Thanks again for the quick update to get this working. One follow-up question regarding your code. Shouldn’t the model for a also be run without an intercept and cmc=FALSE? This way, the only intercepts that will be estimated are the K-1thresholds. The way you wrote it, K-1 thresholds will be estimated along with an intercept for a.

You are right, but this is true only for ordinal models whose intercepts (thresholds) are handeled in a special way. In my above proposal, I didn’t know you wanted to use an ordinal model.

Makes sense.
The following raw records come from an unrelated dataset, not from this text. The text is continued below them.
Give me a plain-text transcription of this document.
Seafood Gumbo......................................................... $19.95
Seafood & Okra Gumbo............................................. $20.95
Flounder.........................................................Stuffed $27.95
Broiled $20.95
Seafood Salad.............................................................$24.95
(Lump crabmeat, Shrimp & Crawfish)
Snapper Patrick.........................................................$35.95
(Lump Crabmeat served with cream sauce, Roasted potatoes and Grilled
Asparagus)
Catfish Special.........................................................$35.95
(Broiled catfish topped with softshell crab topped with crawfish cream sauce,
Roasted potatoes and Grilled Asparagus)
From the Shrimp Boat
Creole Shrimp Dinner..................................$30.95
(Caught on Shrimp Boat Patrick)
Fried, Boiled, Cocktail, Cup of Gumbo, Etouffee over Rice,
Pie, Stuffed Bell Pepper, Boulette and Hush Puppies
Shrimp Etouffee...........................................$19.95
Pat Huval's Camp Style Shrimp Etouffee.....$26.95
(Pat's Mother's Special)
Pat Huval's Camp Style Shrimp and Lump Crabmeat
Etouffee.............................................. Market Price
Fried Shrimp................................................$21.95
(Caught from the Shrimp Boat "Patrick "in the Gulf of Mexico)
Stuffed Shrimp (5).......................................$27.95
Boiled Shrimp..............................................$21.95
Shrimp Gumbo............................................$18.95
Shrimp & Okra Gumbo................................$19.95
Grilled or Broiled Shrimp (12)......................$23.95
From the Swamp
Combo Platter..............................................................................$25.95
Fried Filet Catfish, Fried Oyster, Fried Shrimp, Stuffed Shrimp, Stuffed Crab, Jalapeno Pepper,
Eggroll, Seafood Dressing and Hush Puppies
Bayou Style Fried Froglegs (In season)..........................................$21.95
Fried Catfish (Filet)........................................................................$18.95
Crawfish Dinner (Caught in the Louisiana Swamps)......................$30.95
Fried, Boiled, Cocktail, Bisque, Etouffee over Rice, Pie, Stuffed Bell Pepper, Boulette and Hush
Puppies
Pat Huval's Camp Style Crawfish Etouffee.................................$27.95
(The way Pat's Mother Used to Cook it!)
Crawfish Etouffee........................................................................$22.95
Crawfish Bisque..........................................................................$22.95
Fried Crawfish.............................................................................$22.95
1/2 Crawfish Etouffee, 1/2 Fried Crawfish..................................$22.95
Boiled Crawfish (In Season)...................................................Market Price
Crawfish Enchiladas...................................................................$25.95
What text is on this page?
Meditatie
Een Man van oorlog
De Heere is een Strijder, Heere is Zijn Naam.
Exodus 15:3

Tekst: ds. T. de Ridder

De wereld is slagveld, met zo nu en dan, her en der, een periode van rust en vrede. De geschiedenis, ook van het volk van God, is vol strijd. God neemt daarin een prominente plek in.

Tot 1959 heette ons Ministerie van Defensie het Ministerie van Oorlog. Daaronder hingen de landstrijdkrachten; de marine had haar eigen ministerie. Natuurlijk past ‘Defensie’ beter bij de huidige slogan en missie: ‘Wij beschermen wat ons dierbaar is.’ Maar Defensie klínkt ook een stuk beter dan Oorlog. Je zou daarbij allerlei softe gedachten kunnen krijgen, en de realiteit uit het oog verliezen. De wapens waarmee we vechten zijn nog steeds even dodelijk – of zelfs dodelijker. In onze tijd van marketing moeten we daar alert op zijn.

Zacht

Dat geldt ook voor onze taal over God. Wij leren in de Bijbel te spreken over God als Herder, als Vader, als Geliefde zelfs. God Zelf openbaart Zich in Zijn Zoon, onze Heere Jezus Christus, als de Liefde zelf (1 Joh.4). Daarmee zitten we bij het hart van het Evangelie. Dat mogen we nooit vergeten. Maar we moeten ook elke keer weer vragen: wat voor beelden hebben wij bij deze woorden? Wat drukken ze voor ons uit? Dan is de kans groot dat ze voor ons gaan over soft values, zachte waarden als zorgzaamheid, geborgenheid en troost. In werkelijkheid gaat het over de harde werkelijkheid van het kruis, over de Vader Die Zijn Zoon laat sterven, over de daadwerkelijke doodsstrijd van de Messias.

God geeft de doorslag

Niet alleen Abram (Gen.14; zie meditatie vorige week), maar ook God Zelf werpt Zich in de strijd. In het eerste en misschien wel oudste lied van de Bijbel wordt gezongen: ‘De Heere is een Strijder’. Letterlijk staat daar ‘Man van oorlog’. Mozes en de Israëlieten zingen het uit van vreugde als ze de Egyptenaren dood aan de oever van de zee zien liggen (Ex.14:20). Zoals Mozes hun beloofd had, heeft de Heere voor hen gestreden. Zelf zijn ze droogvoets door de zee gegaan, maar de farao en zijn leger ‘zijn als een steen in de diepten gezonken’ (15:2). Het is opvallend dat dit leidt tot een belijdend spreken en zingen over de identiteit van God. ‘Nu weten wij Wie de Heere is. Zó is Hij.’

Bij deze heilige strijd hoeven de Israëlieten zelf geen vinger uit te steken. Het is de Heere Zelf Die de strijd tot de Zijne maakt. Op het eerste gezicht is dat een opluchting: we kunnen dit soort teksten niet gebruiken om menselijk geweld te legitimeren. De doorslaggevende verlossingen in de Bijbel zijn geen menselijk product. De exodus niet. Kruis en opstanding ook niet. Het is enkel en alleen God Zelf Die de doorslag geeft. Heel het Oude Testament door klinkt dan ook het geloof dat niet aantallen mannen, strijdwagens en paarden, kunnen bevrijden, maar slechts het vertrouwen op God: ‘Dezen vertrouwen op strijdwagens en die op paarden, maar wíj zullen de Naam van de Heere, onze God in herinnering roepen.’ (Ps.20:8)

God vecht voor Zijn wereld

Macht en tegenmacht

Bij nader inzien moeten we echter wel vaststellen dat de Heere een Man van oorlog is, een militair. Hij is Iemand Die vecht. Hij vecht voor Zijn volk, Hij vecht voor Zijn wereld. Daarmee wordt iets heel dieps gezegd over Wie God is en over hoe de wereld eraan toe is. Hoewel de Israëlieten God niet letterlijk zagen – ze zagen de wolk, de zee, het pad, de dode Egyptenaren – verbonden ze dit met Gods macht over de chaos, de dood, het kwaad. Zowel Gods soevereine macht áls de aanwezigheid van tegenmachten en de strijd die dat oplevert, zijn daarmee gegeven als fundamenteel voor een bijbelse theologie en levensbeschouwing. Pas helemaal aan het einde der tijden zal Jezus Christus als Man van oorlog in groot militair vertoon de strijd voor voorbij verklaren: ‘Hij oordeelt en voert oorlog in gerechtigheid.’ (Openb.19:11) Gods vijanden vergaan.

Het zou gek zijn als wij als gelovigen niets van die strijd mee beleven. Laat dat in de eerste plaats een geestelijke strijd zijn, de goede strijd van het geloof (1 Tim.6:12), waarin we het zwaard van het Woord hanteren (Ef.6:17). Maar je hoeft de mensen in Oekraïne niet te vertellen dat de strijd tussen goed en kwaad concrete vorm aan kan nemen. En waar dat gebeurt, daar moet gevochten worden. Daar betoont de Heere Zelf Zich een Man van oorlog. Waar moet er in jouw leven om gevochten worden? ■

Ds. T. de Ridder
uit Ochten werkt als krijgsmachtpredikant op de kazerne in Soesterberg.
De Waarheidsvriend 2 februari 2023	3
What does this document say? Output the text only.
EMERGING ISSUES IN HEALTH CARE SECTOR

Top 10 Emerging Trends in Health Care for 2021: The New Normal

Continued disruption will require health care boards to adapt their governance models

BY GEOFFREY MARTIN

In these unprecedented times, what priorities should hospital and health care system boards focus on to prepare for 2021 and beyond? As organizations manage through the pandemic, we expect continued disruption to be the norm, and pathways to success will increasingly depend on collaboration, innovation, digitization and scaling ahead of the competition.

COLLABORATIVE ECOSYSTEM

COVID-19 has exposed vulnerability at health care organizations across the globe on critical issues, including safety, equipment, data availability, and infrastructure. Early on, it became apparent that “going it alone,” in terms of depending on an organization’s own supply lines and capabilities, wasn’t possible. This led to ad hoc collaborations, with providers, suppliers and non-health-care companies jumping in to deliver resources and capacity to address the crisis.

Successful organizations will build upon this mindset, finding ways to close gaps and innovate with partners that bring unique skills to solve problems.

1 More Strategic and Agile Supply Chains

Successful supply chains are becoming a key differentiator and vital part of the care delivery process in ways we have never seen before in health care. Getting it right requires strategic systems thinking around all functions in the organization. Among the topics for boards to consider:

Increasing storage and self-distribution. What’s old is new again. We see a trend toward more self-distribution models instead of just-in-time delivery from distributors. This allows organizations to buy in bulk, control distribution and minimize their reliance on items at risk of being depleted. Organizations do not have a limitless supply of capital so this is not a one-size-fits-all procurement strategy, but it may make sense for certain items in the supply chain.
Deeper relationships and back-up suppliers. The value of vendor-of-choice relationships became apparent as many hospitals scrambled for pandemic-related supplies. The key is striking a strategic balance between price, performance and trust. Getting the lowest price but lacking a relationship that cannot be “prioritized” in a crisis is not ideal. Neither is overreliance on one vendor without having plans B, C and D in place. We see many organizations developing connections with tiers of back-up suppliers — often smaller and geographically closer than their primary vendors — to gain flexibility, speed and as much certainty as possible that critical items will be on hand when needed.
Thanks for the clarification

I ran into this problem as well, the error here doesn’t make sense, it is not a single parameter it is the whole class after excluding two parameters.

There’s a different error if you specify the coefficients explicitly, e.g. changing

fit_simulated <- brm(y ~ .,
                     prior=c(set_prior("normal(0, 1)", coef="age"),
                             set_prior("normal(0, 1)", coef="gender"),
                             set_prior("horseshoe(1)", class="b")),
                     data=sim_data)

to

fit_simulated <- brm(y ~ .,
                     prior=c(set_prior("normal(0, 1)", coef="age"),
                             set_prior("normal(0, 1)", coef="gender"),
                             set_prior("horseshoe(1)", class="b", coef = "Gene1")),
                     data=sim_data)

You get a syntax error from RStan

Error in stanc(model_code = paste(program, collapse = "\n"), model_name = model_cppname,  : 
  failed to parse Stan model 'file61d443929b8a' due to the above error.
SYNTAX ERROR, MESSAGE(S) FROM PARSER:

No matches for: 

  horseshoe_lpdf(real, int)

Function horseshoe_lpdf not found.
  error in 'model61d465e2b3c9_file61d443929b8a' at line 32, column 37
  -------------------------------------------------
    30:   target += normal_lpdf(b[1] | 0, 1);
    31:   target += normal_lpdf(b[2] | 0, 1);
    32:   target += horseshoe_lpdf(b[3] | 1);
                                            ^
    33:   target += student_t_lpdf(temp_Intercept | 3, 0, 10);
  -------------------------------------------------

You also get a different syntax error if you run

fit_simulated <- brm(y ~ .,
                     prior= set_prior(horseshoe(1), class="b", coef = "Gene1")),
                     data=sim_data)

you get

Error in stanc(model_code = paste(program, collapse = "\n"), model_name = model_cppname,  : 
  failed to parse Stan model 'file61d428e713e1' due to the above error.
SYNTAX ERROR, MESSAGE(S) FROM PARSER:

variable "df" does not exist.
  error in 'model61d462fa1264_file61d428e713e1' at line 30, column 37
  -------------------------------------------------
    28:   vector[N] mu = temp_Intercept + Xc * b;
    29:   // priors including all constants
    30:   target += horseshoe_lpdf(b[3] | df = 1);
                                            ^
    31:   target += student_t_lpdf(temp_Intercept | 3, 0, 10);
  -------------------------------------------------

Thanks for sharing! Do you have a minimally reproducible example for me to clean up the error messages and make them more informative? I would much appreciate it!

Sure, I think there are 3 potential issues here, I can open one with all 3, or 3 separate, whichever you’d prefer

Opening one issue for all 3 would suffice I think. Thank you!